被写体から感じる要素、魅力、美しさ、特徴これらを写真に写し出せなければ『その子』を撮っているとは言えない。
彼、彼女らまたはその家族を作り上げる構成要素はいくつもある中でフォトグラファーが見つけるもの、また引き出すもの。
それが写真となって具現化される要素に含まれいる。
同じ家族がこの世に存在しないのだからその家族を写す写真もそうでありたい。
だからこそ私たちはカメラマンではなくフォトグラファーである道を何の迷いもなく選択している。
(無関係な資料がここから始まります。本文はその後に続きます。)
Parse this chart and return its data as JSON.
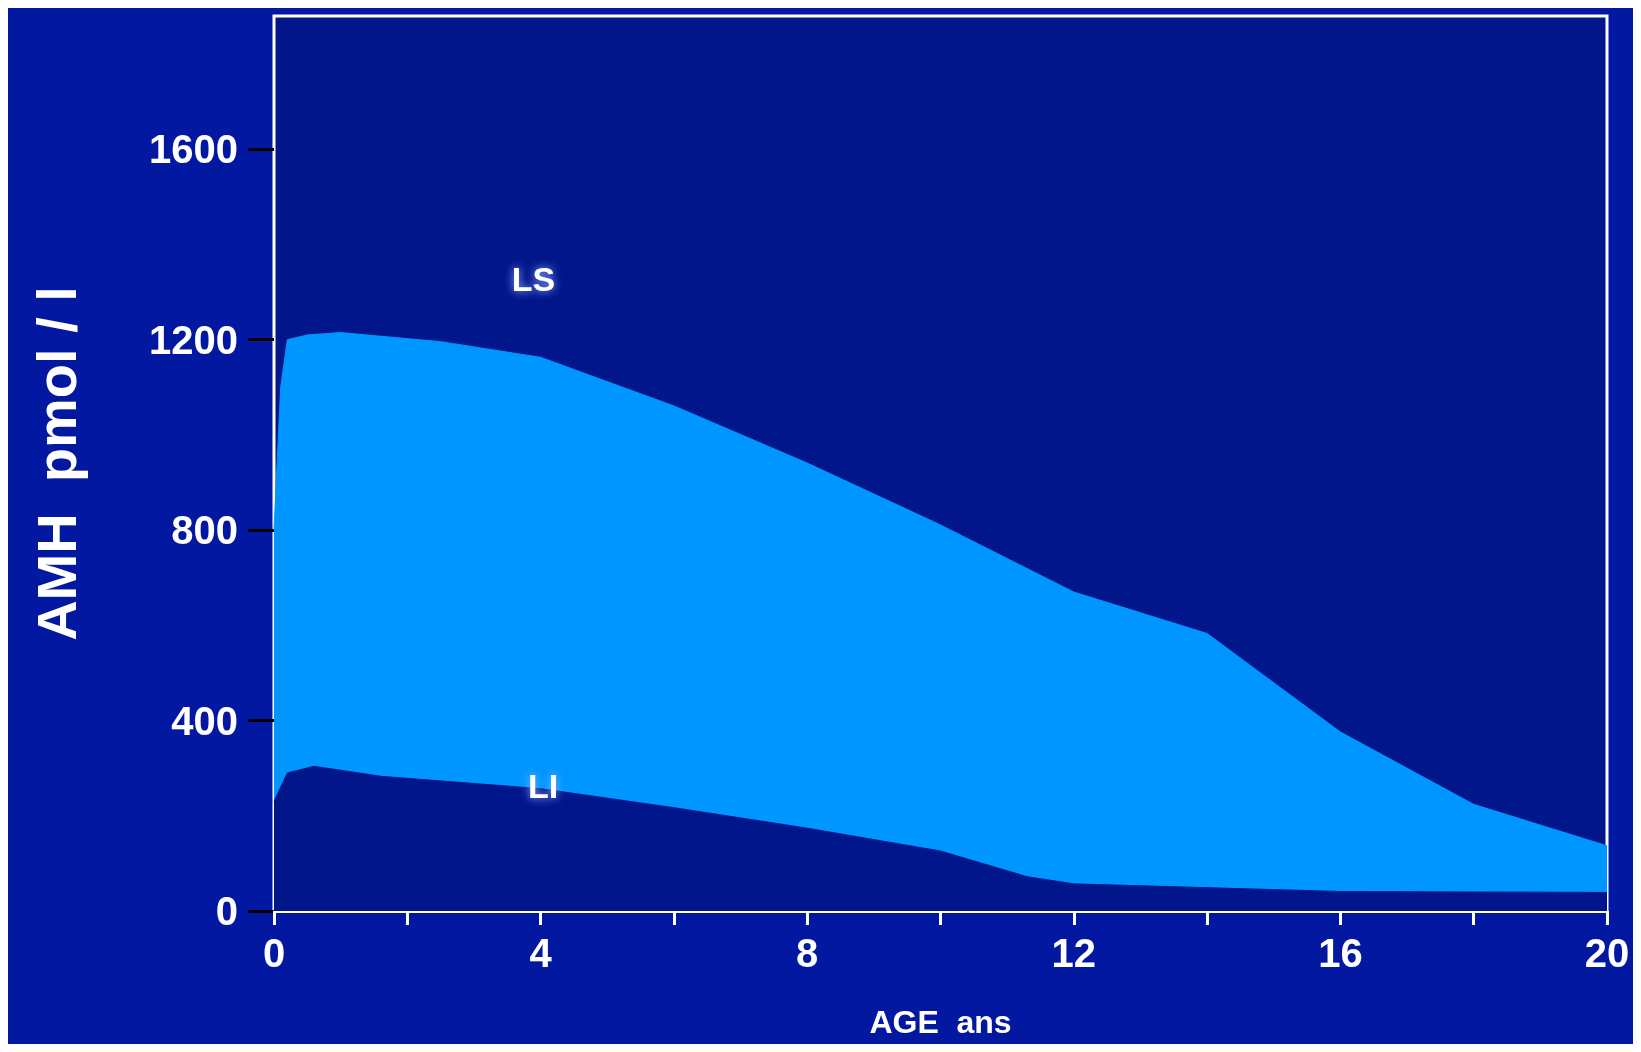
{
  "chart_data": {
    "type": "area",
    "xlabel": "AGE  ans",
    "ylabel": "AMH  pmol / l",
    "series": [
      {
        "color": "#0096ff",
        "x": [
          0,
          0.1,
          0.2,
          0.5,
          1,
          2.5,
          4,
          6,
          8,
          10,
          12,
          14,
          16,
          18,
          20
        ],
        "values": [
          800,
          1100,
          1200,
          1210,
          1215,
          1196,
          1163,
          1061,
          941,
          811,
          670,
          583,
          376,
          224,
          137
        ]
      },
      {
        "color": "#02168c",
        "x": [
          0,
          0.2,
          0.6,
          1.6,
          4,
          6,
          8,
          10,
          11.3,
          12,
          16,
          20
        ],
        "values": [
          230,
          290,
          304,
          283,
          257,
          217,
          174,
          126,
          72,
          57,
          41,
          39
        ]
      }
    ],
    "xlim": [
      0,
      20
    ],
    "xticks": [
      0,
      {
        "value": 2,
        "label": null
      },
      4,
      {
        "value": 6,
        "label": null
      },
      8,
      {
        "value": 10,
        "label": null
      },
      12,
      {
        "value": 14,
        "label": null
      },
      16,
      {
        "value": 18,
        "label": null
      },
      20
    ],
    "ylim": [
      0,
      1880
    ],
    "yticks": [
      0,
      400,
      800,
      1200,
      1600
    ],
    "annotations": [
      "LS",
      "LI"
    ],
    "grid": false
  }
}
【VeryVeryに同じ写真を撮るフォトグラファーは存在しない】

同じスタジオで撮影をしていても
撮り手が違えば、被写体に対して惹かれるポイントも違う。
感じる魅力が違えば、それを引き立たせる光の選択や創造、
レンズの選択、導く言葉も変わっていく。

つまり、フォトグラファーそれぞれに見えている異なった世界がある。
自然と表現も変わり、同じ場所、同じ被写体であっても
撮る人によって全く違う写真となっていく。
だからこそ、お客様の個性だけではなく
フォトグラファーの個性もまたとても大切にされている。

【カメラマンではなく『フォトグラファー』であることに価値がある】

必要な光を足し算、引き算をしたり
背景の処理をしたり
レンズの選択をしたり
必要な心理学を理解し選択をして
様々な視点で写真をコーディネートしていくが
写真館のフォトグラファーだからこそ
必要になる絶対不可欠なものがある。

その家族、その子どもたちの個性を引き出す人間力こそが
何よりも大切だと考える。

それをおざなりにしていたら、
撮影者が自分である必要はないだろう。

写真が上手いだけでもダメ
お客様と上手に仲良くなれるだけでもだめ。
どちらも必要なのです。
写真もうまく
お客様との関係を自然と作っていく力も。

写真の中に
『わたし』と『あなた』を写し出すこと。
撮影者の主観を混ぜた
家族や子どもたちへの理解と解釈が入って創造していく
自由で伸びやかに被写体を生かせるような写真を撮ることは
シャッターマンにできる仕事ではない。

だからVeryVeryにはカメラマンがいない。
お客様の色を写し出せるフォトグラファーであろうとしなければ
VeryVeryで写真を撮ることはできない。

お店とお客様という関係を越え
一人の人と人とのつながりこそが何よりも重要で
その絆が最終的に写真を構成する要素、その先の未来をも統括し
完成へと導いてくれるものだろうと考えている。
それこそが
我々がフォトグラファーである価値のひとつだと言えるだろう。